Le joyau le plus sanguin de Balanchine connaît un destin étrange chez certaines troupes de pedigree classique, que ce puzzle new-yorkais tour à tour divertissant et légèrement dangereux semble laisser de marbre. Le Scottish Ballet ne rencontre pas ce problème – le style résolument moderne de la compagnie lui permet de saisir l'esprit de ces Rubis, mais ceux-ci manquent à l'inverse de la précision académique qui imbue toute l'oeuvre de Balanchine. Les ports de bras des uns et des autres, en particulier, se perdent dans un flou artistique qui n'a plus grand-chose à voir avec les accents néo-classiques de la chorégraphie. Les effets géométriques implacables de cette dernière en pâtissent ; le Scottish Ballet attaque pourtant l'oeuvre avec une attitude si affirmée qu'il est difficile de leur tenir longtemps rigueur des défauts techniques. Les rôles principaux respirent la liberté et l'énergie, et même si Vassilissa Levtonova, jeune coryphée russe, n'a pas les armes pour relever les défis posés par le rôle de la grande soliste, tours ou équilibres, son expression de prédatrice et la fierté de sa cambrure n'en laissent rien transparaître.
A ses côtés, c'est une danseuse française qui explose dans les pas de deux, Sophie Martin, nommée Principal en 2008. Techniquement assurée, elle joue d'un mélange d'audace et d'ingénuité qui contraste avec la sophistication constante de la grande soliste – plus impressionnant encore, elle joue de ses courbes comme peu de danseuses classiques savent le faire. Les déhanchés et déséquilibres de la chorégraphie prennent tout leur sens visuel et musical, et sa ponctuation pleine d'esprit parachève un star turn impeccable. Adam Blyde partage son énergie dans les pas de deux, malgré quelques imprécisions, et son court galop avec le quatuor de danseurs provoque quelques rires amusés. Le petit corps de ballet féminin, aux expressions disparates, n'a quant à lui pas la même latitude pour dissimuler ses propres imprécisions, et semble collectivement en retrait sur la partition de Stravinsky.

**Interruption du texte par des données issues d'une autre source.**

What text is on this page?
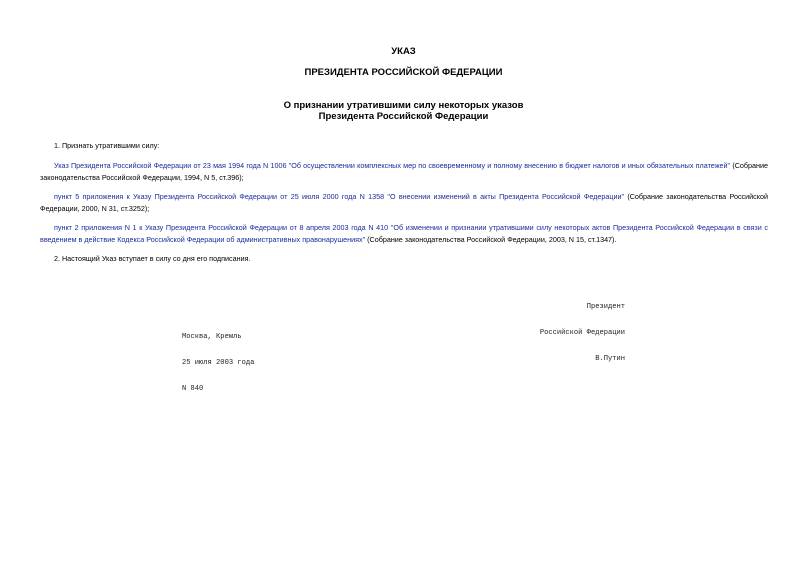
УКАЗ
ПРЕЗИДЕНТА РОССИЙСКОЙ ФЕДЕРАЦИИ
О признании утратившими силу некоторых указов
Президента Российской Федерации

1. Признать утратившими силу:

Указ Президента Российской Федерации от 23 мая 1994 года N 1006 "Об осуществлении комплексных мер по своевременному и полному внесению в бюджет налогов и иных обязательных платежей" (Собрание законодательства Российской Федерации, 1994, N 5, ст.396);

пункт 5 приложения к Указу Президента Российской Федерации от 25 июля 2000 года N 1358 "О внесении изменений в акты Президента Российской Федерации" (Собрание законодательства Российской Федерации, 2000, N 31, ст.3252);

пункт 2 приложения N 1 к Указу Президента Российской Федерации от 8 апреля 2003 года N 410 "Об изменении и признании утратившими силу некоторых актов Президента Российской Федерации в связи с введением в действие Кодекса Российской Федерации об административных правонарушениях" (Собрание законодательства Российской Федерации, 2003, N 15, ст.1347).

2. Настоящий Указ вступает в силу со дня его подписания.

Президент

Российской Федерации

В.Путин

Москва, Кремль

25 июля 2003 года

N 840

La soirée se poursuivait avec un produit Forsythe, figure importante du répertoire de la compagnie écossaise, alors même que ses œuvres sont peu montées au Royaume-Uni. Workwithinwork, créé en 1998 pour le Frankfurt Ballett, est l'une des dernières pièces du chorégraphe qui trouve sa source (lointaine ?) dans la technique classique. On a parlé d'apaisement au sujet de ce travail au coeur du travail, dansé sur des pièces pour deux violons de Luciano Berio. Nulle composition électronique, effectivement, mais on n'en retrouve pas moins l'essence du style de Forsythe – un mouvement ininterrompu, comme improvisé, une tension et une torsion extrêmes dans chaque pose, un flot de duos qui se relaient dès que la musique s'interrompt. La décor de fond, sombre, esquisse quelques portes. Quelques passages rappellent le profond instinct théâtral du chorégraphe, qui avait créé pour le Scottish Ballet le fascinant Artifact Suite – le jeu de révérences des couples qui s'avancent vers le fond, comme des marionnettes, la présence d'une figure presque étrangère, dansée de manière électrifiante par une Diana Loosmore à la stature différente de ses collègues. La solitude est ici plus mélancolique que dans la plupart des œuvres de Forsythe, mais l'ensemble tend vers la répétition à l'infini en n'intégrant qu'ici et là des transitions significatives, dont l'écho s'éteint trop vite.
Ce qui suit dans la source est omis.